Élyse — Sculpted Silhouettes with a French Heart
Élyse opens the season with a clear thesis: the bride as architect of her own silhouette. Every gown is built around its corset — boned, structured, treated as part of the design rather than something to hide. Isabella pairs that engineering with a soft A-line skirt and a luminous beaded bodice. Eleanor takes the idea further: a fitted lace corset under a removable satin overskirt — two silhouettes for the price of one, ceremony and reception in a single dress. Eléa does it again in a mermaid cut.
The styling reinforces the mood. Half of Élyse was shot against deep theatrical backdrops — chandeliers in silhouette, shafts of cold light.

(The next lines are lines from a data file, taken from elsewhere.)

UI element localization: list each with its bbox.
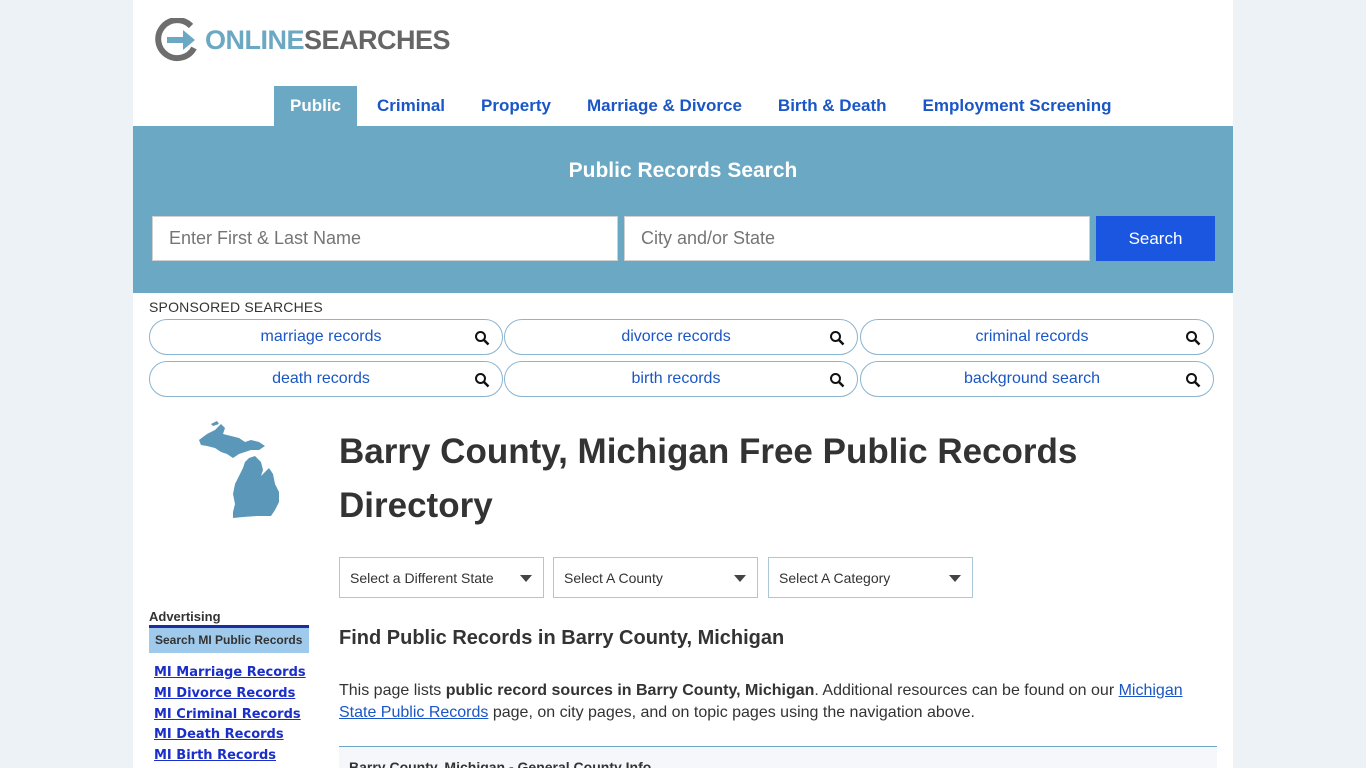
search-banner: Public Records Search Search (133, 126, 1233, 293)
logo-wordmark: ONLINESEARCHES (205, 24, 451, 55)
search-icon (475, 331, 490, 346)
nav-marriage-divorce[interactable]: Marriage & Divorce (571, 86, 758, 126)
site-logo[interactable]: ONLINESEARCHES (153, 18, 451, 62)
sponsored-searches-label: SPONSORED SEARCHES (149, 299, 323, 315)
sidebar-link-death[interactable]: MI Death Records (154, 726, 306, 747)
advertising-label: Advertising (149, 609, 221, 624)
michigan-map-icon (199, 421, 279, 518)
sponsored-birth-records[interactable]: birth records (504, 361, 858, 397)
search-icon (830, 373, 845, 388)
intro-paragraph: This page lists public record sources in… (339, 680, 1199, 724)
sidebar-link-birth[interactable]: MI Birth Records (154, 747, 306, 768)
nav-employment-screening[interactable]: Employment Screening (907, 86, 1128, 126)
sponsored-label: divorce records (621, 328, 731, 345)
search-title: Public Records Search (568, 159, 798, 182)
county-select-value: Select A County (564, 570, 663, 586)
intro-suffix: page, on city pages, and on topic pages … (488, 704, 975, 721)
section-heading: Find Public Records in Barry County, Mic… (339, 627, 785, 649)
arrow-g-icon (155, 18, 197, 62)
intro-mid: . Additional resources can be found on o… (814, 682, 1119, 699)
category-select[interactable]: Select A Category (768, 557, 973, 598)
sidebar-link-divorce[interactable]: MI Divorce Records (154, 685, 306, 706)
name-input[interactable] (152, 216, 618, 261)
page-title: Barry County, Michigan Free Public Recor… (339, 432, 1078, 525)
search-button[interactable]: Search (1096, 216, 1215, 261)
sidebar-links: MI Marriage Records MI Divorce Records M… (154, 664, 306, 768)
chevron-down-icon (520, 575, 532, 582)
state-select-value: Select a Different State (350, 570, 494, 586)
intro-prefix: This page lists (339, 682, 446, 699)
chevron-down-icon (734, 575, 746, 582)
sponsored-label: background search (963, 370, 1101, 387)
sponsored-label: birth records (631, 370, 721, 387)
nav-criminal[interactable]: Criminal (361, 86, 461, 126)
sponsored-marriage-records[interactable]: marriage records (149, 319, 503, 355)
sponsored-label: criminal records (975, 328, 1089, 345)
county-info-header: Barry County, Michigan - General County … (339, 746, 1217, 768)
intro-bold: public record sources in Barry County, M… (445, 682, 815, 699)
sidebar-link-criminal[interactable]: MI Criminal Records (154, 706, 306, 727)
sponsored-divorce-records[interactable]: divorce records (504, 319, 858, 355)
nav-public[interactable]: Public (274, 86, 358, 126)
city-state-input[interactable] (624, 216, 1090, 261)
main-nav: Public Criminal Property Marriage & Divo… (274, 86, 1131, 126)
chevron-down-icon (949, 575, 961, 582)
search-icon (1186, 373, 1201, 388)
sidebar-box-title: Search MI Public Records (149, 625, 309, 653)
sponsored-background-search[interactable]: background search (860, 361, 1214, 397)
page-container: ONLINESEARCHES Public Criminal Property … (133, 0, 1233, 768)
search-icon (830, 331, 845, 346)
search-icon (1186, 331, 1201, 346)
sponsored-label: marriage records (260, 328, 382, 345)
sponsored-criminal-records[interactable]: criminal records (860, 319, 1214, 355)
search-icon (475, 373, 490, 388)
logo-text-searches: SEARCHES (304, 24, 451, 55)
category-select-value: Select A Category (779, 570, 891, 586)
nav-property[interactable]: Property (465, 86, 567, 126)
county-select[interactable]: Select A County (553, 557, 758, 598)
nav-birth-death[interactable]: Birth & Death (762, 86, 903, 126)
sponsored-label: death records (272, 370, 370, 387)
logo-text-online: ONLINE (205, 24, 305, 55)
sidebar-link-marriage[interactable]: MI Marriage Records (154, 664, 306, 685)
state-select[interactable]: Select a Different State (339, 557, 544, 598)
sponsored-death-records[interactable]: death records (149, 361, 503, 397)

This is not a collection that pretends to be effortless. It says, clearly: I was made for this. French names — Isabella, Eleanor, Brisé, Naïla, Viora — match the couture sensibility. So do the details: hand-applied beading, lace appliqué on tulle, structured bustiers, and the occasional rule-breaker (Ella, the beaded mini with fringe, exits the rulebook without leaving the world).

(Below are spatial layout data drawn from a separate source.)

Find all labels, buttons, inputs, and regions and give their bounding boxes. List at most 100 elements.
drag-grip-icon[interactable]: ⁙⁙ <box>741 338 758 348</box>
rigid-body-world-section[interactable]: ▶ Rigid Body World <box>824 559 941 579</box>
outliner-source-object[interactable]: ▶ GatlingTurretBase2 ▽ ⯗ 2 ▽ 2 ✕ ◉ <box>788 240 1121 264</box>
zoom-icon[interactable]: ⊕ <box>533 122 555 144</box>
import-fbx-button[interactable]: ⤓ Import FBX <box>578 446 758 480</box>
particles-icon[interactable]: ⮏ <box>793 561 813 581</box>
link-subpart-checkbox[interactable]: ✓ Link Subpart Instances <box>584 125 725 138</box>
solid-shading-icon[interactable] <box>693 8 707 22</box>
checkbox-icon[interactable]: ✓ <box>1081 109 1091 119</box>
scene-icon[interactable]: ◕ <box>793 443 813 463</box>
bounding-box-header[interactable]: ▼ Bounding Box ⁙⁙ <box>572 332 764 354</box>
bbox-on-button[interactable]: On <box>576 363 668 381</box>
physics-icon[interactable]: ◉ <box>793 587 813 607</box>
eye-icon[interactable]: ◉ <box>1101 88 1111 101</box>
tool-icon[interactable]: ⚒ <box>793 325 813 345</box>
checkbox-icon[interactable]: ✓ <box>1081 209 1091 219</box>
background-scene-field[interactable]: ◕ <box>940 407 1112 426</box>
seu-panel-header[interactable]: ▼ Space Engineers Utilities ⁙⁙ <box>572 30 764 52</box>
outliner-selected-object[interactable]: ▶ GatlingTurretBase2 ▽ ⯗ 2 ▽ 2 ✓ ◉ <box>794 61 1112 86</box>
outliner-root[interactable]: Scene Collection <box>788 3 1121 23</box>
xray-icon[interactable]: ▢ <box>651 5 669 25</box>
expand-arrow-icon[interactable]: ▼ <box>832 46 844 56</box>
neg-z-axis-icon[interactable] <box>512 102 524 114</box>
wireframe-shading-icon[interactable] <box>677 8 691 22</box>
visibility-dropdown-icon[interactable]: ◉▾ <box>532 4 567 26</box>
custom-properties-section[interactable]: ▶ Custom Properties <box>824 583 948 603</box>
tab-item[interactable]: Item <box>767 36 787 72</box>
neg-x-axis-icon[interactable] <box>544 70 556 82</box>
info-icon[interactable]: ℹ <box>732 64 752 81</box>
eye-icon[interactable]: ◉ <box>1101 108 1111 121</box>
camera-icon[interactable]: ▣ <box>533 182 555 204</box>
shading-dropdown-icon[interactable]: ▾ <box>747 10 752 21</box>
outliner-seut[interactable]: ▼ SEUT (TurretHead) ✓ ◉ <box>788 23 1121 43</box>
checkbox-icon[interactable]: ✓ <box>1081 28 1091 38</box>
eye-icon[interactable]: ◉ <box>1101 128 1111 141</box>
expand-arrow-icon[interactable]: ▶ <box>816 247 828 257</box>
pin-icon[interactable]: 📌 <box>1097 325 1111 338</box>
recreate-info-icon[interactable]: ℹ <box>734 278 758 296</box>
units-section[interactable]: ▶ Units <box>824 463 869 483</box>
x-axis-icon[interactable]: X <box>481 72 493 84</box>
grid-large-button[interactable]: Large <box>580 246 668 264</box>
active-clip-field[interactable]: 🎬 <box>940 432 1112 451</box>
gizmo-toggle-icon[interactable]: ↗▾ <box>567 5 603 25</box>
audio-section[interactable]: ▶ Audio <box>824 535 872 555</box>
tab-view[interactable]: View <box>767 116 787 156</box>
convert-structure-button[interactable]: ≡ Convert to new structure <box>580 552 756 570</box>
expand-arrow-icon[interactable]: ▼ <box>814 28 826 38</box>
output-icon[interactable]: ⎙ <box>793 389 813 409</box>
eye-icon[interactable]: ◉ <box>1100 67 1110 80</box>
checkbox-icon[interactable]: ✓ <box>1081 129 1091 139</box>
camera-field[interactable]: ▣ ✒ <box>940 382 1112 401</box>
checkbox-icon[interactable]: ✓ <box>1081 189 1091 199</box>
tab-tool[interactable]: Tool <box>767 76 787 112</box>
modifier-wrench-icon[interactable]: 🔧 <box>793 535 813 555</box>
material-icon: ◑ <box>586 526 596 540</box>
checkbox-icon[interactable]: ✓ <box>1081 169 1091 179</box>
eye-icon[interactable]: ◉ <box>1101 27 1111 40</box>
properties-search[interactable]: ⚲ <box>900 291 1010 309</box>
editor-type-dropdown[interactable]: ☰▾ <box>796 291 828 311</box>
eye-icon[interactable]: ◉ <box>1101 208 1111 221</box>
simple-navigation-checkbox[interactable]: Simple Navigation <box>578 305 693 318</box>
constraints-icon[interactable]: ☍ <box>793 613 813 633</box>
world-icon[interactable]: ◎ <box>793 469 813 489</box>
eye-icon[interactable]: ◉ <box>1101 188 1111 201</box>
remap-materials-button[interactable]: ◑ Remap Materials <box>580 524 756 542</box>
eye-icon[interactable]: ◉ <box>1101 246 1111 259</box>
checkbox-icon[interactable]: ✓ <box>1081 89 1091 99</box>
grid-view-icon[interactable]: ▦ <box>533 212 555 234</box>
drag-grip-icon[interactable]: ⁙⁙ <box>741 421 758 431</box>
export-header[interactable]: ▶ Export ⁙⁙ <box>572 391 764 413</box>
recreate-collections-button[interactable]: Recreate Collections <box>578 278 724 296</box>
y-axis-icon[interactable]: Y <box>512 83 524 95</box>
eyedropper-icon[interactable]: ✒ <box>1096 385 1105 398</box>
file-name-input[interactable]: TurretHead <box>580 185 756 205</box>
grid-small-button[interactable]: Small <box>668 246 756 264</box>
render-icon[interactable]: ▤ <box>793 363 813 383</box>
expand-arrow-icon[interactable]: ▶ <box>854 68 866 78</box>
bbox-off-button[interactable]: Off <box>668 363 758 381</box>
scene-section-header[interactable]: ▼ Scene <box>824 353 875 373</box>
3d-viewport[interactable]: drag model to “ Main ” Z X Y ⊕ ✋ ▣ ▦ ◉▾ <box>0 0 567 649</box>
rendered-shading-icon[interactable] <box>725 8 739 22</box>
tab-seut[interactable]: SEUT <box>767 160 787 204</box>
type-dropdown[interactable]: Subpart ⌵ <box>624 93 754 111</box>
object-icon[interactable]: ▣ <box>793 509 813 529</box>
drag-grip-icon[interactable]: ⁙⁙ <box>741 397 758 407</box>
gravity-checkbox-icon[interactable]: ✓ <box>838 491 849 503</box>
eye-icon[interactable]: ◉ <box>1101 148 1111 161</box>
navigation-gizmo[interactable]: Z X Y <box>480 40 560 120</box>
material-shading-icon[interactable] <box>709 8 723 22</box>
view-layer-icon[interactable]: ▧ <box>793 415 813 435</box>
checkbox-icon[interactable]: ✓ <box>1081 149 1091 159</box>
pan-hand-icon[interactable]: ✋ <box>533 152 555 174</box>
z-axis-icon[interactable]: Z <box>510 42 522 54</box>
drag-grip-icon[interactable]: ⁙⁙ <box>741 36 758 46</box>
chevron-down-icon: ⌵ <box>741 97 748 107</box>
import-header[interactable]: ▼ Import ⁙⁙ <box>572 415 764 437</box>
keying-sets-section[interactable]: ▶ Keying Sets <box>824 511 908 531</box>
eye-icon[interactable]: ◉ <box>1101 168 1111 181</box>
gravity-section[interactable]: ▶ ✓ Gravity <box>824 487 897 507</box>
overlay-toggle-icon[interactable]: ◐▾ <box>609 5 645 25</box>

If Élyse has a question for the bride, it's: do you want to feel built?
Pearlita — Pearl-Soft Volumes, Hand-Set Crystal
Pearlita answers with a different gravity. Where Élyse is shadow, Pearlita is warm light. The collection was shot in a space that feels like a Mediterranean villa — soft columns, peach-cream walls, daylight that has spent the afternoon being filtered. The dresses follow the room.
Luminara is the keynote: an A-line of layered lace, a full skirt brushing marble. Aurora is its more dramatic sister — off-shoulder, long lace sleeves, a full ballgown skirt. Aura takes the architectural impulse from Élyse and softens it: a fitted lace bodice flows into a satin column skirt with a thigh-high slit, finished with a sheer veil that drapes to the floor. And then there is Noelia — long lace sleeves, fitted mermaid silhouette, photographed standing among scattered pearls. The collection's namesake motif, literal on the floor.
Pearlita's question is: do you want to feel held by light?
Which One Is Yours?
Most brides assume they have to choose a lane — modern or romantic, structured or flowing, dark or light. Anisa's two collections take the choice seriously without forcing it. A few honest prompts, if you're standing in the middle:
- What does your venue look like at the moment the doors open — marble and chandeliers, or stone and sun?
- When you imagine yourself walking down the aisle, are you taller than usual, or lighter than usual?
- Does the word corset feel like permission or like limitation? Lace?
- Which photograph on this site made you stop scrolling first?
Neither collection is the 2026 collection. They are two of them, and the studio carries both because brides come in both temperatures.